Gündüz oynanan maçın sonucuyla bir zamanlar (+11) olan puan bizim maç öncesi (-9) olmuştu. “Rüyamda görsem inanmam” derler ya, bizimki de o hesap işte. Yine de tribünlerin motivasyonunu etkilememişti bu tablo, aksine daha da ateşlemişti. Kah takıma destek kah Fener’e kalay tezahüratları ile maç başlarken bizim aklımız ‘bitmiş olması gereken basketbol maçımızın anonsunun neden yapılmadığında’ idi. Sonradan öğrendik ki bir hafta önce Efes’i deviren takımımız güçsüz rakibine son saniye üçlüğüyle mağlup olmuş! Neyse biz sahaya döndük ve erken gelen golle rahatlayamadan beraberlik golünü kalemizde gördük. Telafisi kısa sürdü ve daha ilk yarıda fark ikiye çıktı. Beşiktaş, Beşiktaş gibi oynuyor, durmadan saldırıyor ve topu kaybettiği anda da pres yapıyordu. Bunun karşılığını da sahada goller, tribünden de alkışlar olarak alıyordu. Keşke dedik o an hepimiz şu oyunu iki hafta önceden oynamaya başlasaydık.

İkinci yarının ortalarında kapalıdan yeni bir beste duyulmaya başlandı. Kenan Doğulu’nun ‘Güzeller İçinden’ şarkısını kendine uyarlayan fenerlilere cevaben bir besteydi bu fakat yeni olduğu için güçlü bir şekilde söylenemeyince açık tribünden anlaşılamıyordu. Bu yüzden de karşılıklı yapmak ilk başta mümkün olmadı. Tezahüratı tekrar tekrar söyleyen kapalının sesini kah diğer tribünlerden gelen ıslıklar (maçtaki faullere yönelik) kah oyuncu değişikliği anonsu bastırınca açık tribün çaresiz kalmıştı. İmdada bizimkinin cepten bağlantısı yetişti. Kapalıdaki bir arkadaşı arayarak bestenin tamamını öğrenip hemen etrafa yaymaya başladık ve nihayetinde de karşılıklı söylemek nasip oldu. Nereden nereye eskiden yeni besteler küçük kağıtlara yazılıp elden ele dağıtılırdı.

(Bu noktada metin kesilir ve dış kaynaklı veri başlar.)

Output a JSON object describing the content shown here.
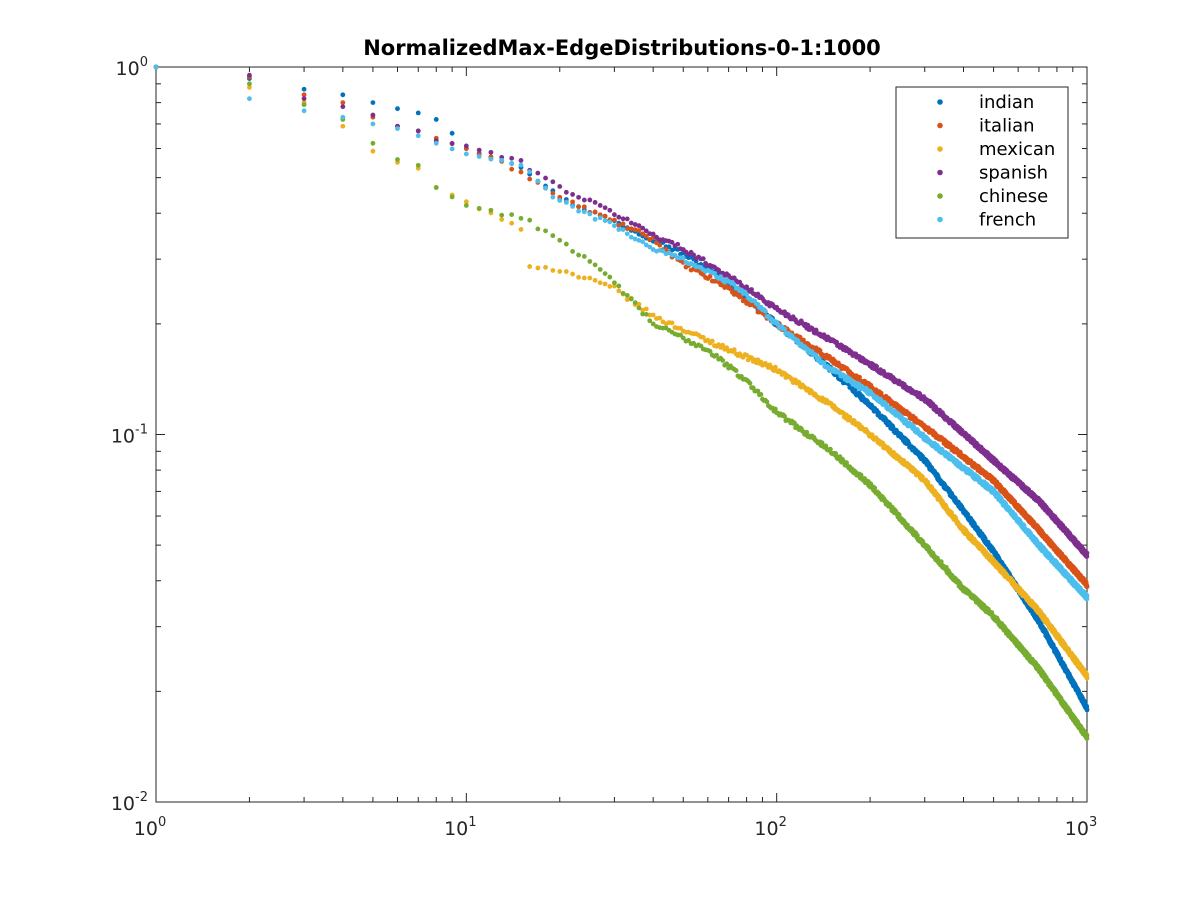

Maçın son çeyreğinde Antep bastırmaya çalışsa da farkı indiremediği gibi son dakikada kalesinde golü de görerek sahadan boynu bükük ayrıldı. Başı dik ayrılan ise Kartallarımızdı. Maçın bitiş düdüğüyle birlikte hemen soyunma odasının yolunu tutan takımı bağrına basamayan tribünler direterek “Beşiktaş buraya”, “Beşiktaş çıkmazsa biz de çıkmayız” tezahüratlarıyla takımın tekrar sahaya çıkmasını sağladı. Yarı çıplak sahaya dönen futbolcularımız kapalının önüne kadar gelerek bu beraberlik gösterisine ortak oldular. O esnada tek bir ses çıkıyordu herkesin ağzından: “Şampiyon olacağız başka yolu yok!”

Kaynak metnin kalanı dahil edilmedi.